Parece racional pensar que todos estos problemas podían tener más adecuada solución implantando ya un reclutamiento general voluntario y profesionalizado mediante la remuneración justa y competitiva de los reclutados, como se hace en otros países de nuestro entorno geográfico, político y cultural, y se intenta hacer sólo parcial y cicateramente en España.

Por otro lado, la defensa de la nación se debe articular sobre el conocimiento de varios factores: la amenaza previsible, el terreno en que hay que defenderse y los medios disponibles (humanos y materiales).
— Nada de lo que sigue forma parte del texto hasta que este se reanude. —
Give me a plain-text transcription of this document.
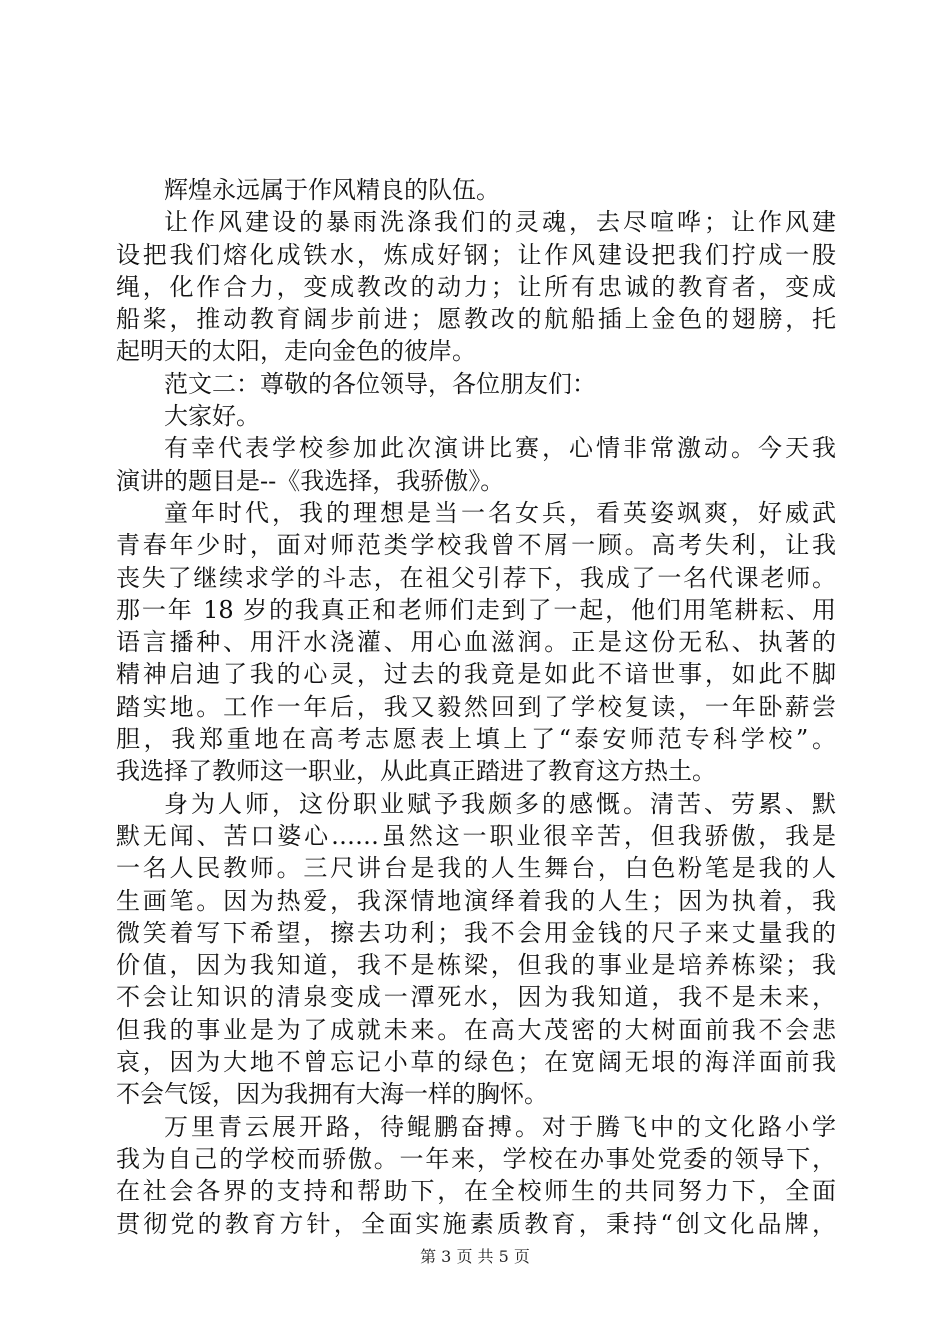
辉煌永远属于作风精良的队伍。
让作风建设的暴雨洗涤我们的灵魂，去尽喧哗；让作风建
设把我们熔化成铁水，炼成好钢；让作风建设把我们拧成一股
绳，化作合力，变成教改的动力；让所有忠诚的教育者，变成
船桨，推动教育阔步前进；愿教改的航船插上金色的翅膀，托
起明天的太阳，走向金色的彼岸。
范文二：尊敬的各位领导，各位朋友们：
大家好。
有幸代表学校参加此次演讲比赛，心情非常激动。今天我
演讲的题目是--《我选择，我骄傲》。
童年时代，我的理想是当一名女兵，看英姿飒爽，好威武
青春年少时，面对师范类学校我曾不屑一顾。高考失利，让我
丧失了继续求学的斗志，在祖父引荐下，我成了一名代课老师。
那一年 18 岁的我真正和老师们走到了一起，他们用笔耕耘、用
语言播种、用汗水浇灌、用心血滋润。正是这份无私、执著的
精神启迪了我的心灵，过去的我竟是如此不谙世事，如此不脚
踏实地。工作一年后，我又毅然回到了学校复读，一年卧薪尝
胆，我郑重地在高考志愿表上填上了“泰安师范专科学校”。
我选择了教师这一职业，从此真正踏进了教育这方热土。
身为人师，这份职业赋予我颇多的感慨。清苦、劳累、默
默无闻、苦口婆心……虽然这一职业很辛苦，但我骄傲，我是
一名人民教师。三尺讲台是我的人生舞台，白色粉笔是我的人
生画笔。因为热爱，我深情地演绎着我的人生；因为执着，我
微笑着写下希望，擦去功利；我不会用金钱的尺子来丈量我的
价值，因为我知道，我不是栋梁，但我的事业是培养栋梁；我
不会让知识的清泉变成一潭死水，因为我知道，我不是未来，
但我的事业是为了成就未来。在高大茂密的大树面前我不会悲
哀，因为大地不曾忘记小草的绿色；在宽阔无垠的海洋面前我
不会气馁，因为我拥有大海一样的胸怀。
万里青云展开路，待鲲鹏奋搏。对于腾飞中的文化路小学
我为自己的学校而骄傲。一年来，学校在办事处党委的领导下，
在社会各界的支持和帮助下，在全校师生的共同努力下，全面
贯彻党的教育方针，全面实施素质教育，秉持“创文化品牌，
第 3 页 共 5 页
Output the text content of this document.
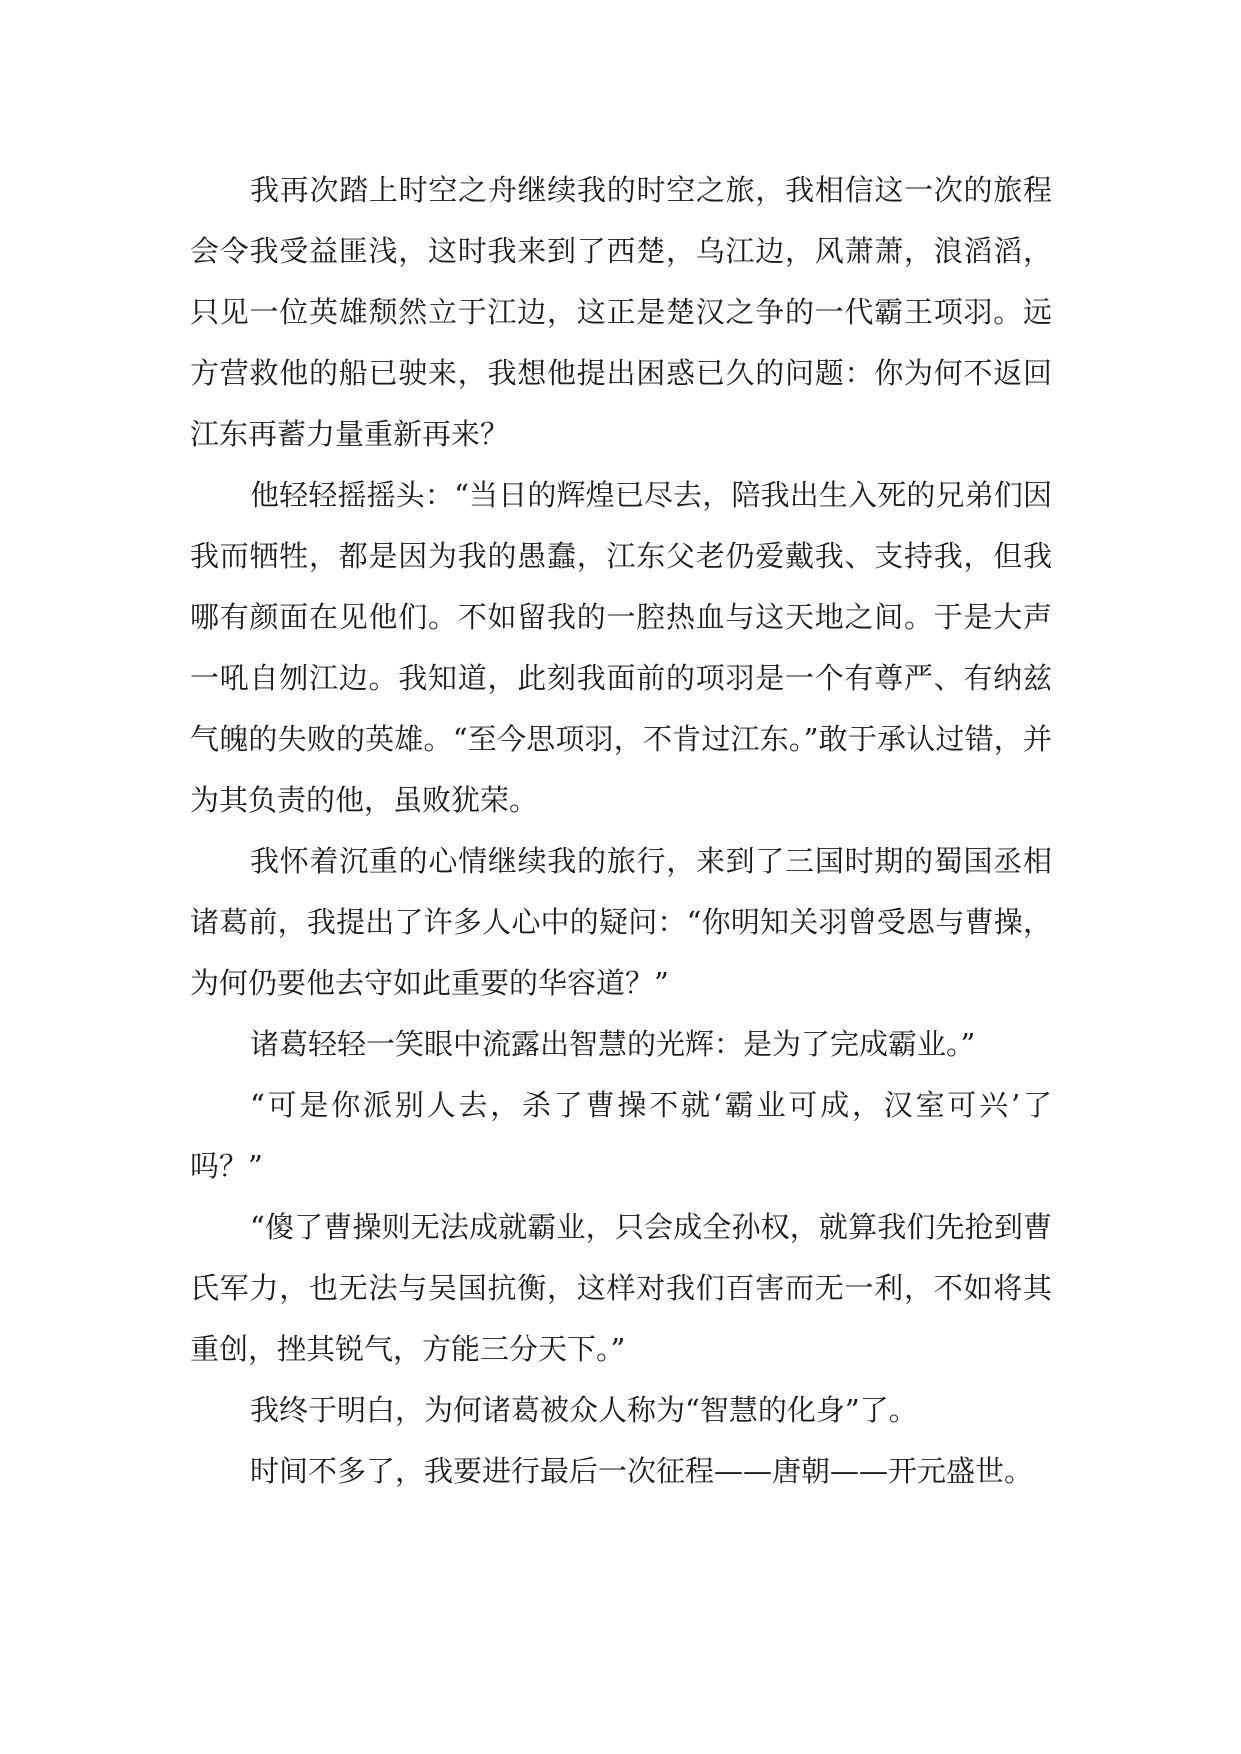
我再次踏上时空之舟继续我的时空之旅，我相信这一次的旅程会令我受益匪浅，这时我来到了西楚，乌江边，风萧萧，浪滔滔，只见一位英雄颓然立于江边，这正是楚汉之争的一代霸王项羽。远方营救他的船已驶来，我想他提出困惑已久的问题：你为何不返回江东再蓄力量重新再来？

他轻轻摇摇头：“当日的辉煌已尽去，陪我出生入死的兄弟们因我而牺牲，都是因为我的愚蠢，江东父老仍爱戴我、支持我，但我哪有颜面在见他们。不如留我的一腔热血与这天地之间。于是大声一吼自刎江边。我知道，此刻我面前的项羽是一个有尊严、有纳兹气魄的失败的英雄。“至今思项羽，不肯过江东。”敢于承认过错，并为其负责的他，虽败犹荣。

我怀着沉重的心情继续我的旅行，来到了三国时期的蜀国丞相诸葛前，我提出了许多人心中的疑问：“你明知关羽曾受恩与曹操，为何仍要他去守如此重要的华容道？”

诸葛轻轻一笑眼中流露出智慧的光辉：是为了完成霸业。”

“可是你派别人去，杀了曹操不就‘霸业可成，汉室可兴’了吗？”

“傻了曹操则无法成就霸业，只会成全孙权，就算我们先抢到曹氏军力，也无法与吴国抗衡，这样对我们百害而无一利，不如将其重创，挫其锐气，方能三分天下。”

我终于明白，为何诸葛被众人称为“智慧的化身”了。

时间不多了，我要进行最后一次征程——唐朝——开元盛世。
Así pues, los estudios pertinentes sobre nuestra realidad política, nuestro entorno internacional, nuestras posibilidades materiales y demográficas y nuestros compromisos verdaderos en caso de conflicto nos demostrarían que unas Fuerzas Armadas reducidas, pero eficaces y no burocráticas, cubrirían sobradamente nuestras necesidades de defensa.

Si a ello se une la voluntad política de resolver los problemas de forma acorde con las aspiraciones de los ciudadanos y con las necesidades de los tiempos, sin temor a cambios ni a prejuicios trasnochados, se podrá llegar a un plan racional y gradual que permita contar en un plazo razonable con un sistema de defensa eficaz, popular, democrático y sin conflictos.

En caso contrario, no hace falta ser ningún profeta para prever, por la simple descomposición de la absurda situación ya planteada, un panorama de objetores, insumisos, desertores, soldados descontentos y otras especies posibles, que no será precisamente el mejor apoyo de una democracia tan castigada ya por otras causas. Luis Otero Fernández es coronel de ingenieros en la reserva y antiguo miembro de la Unión Militar Democrática (UMD).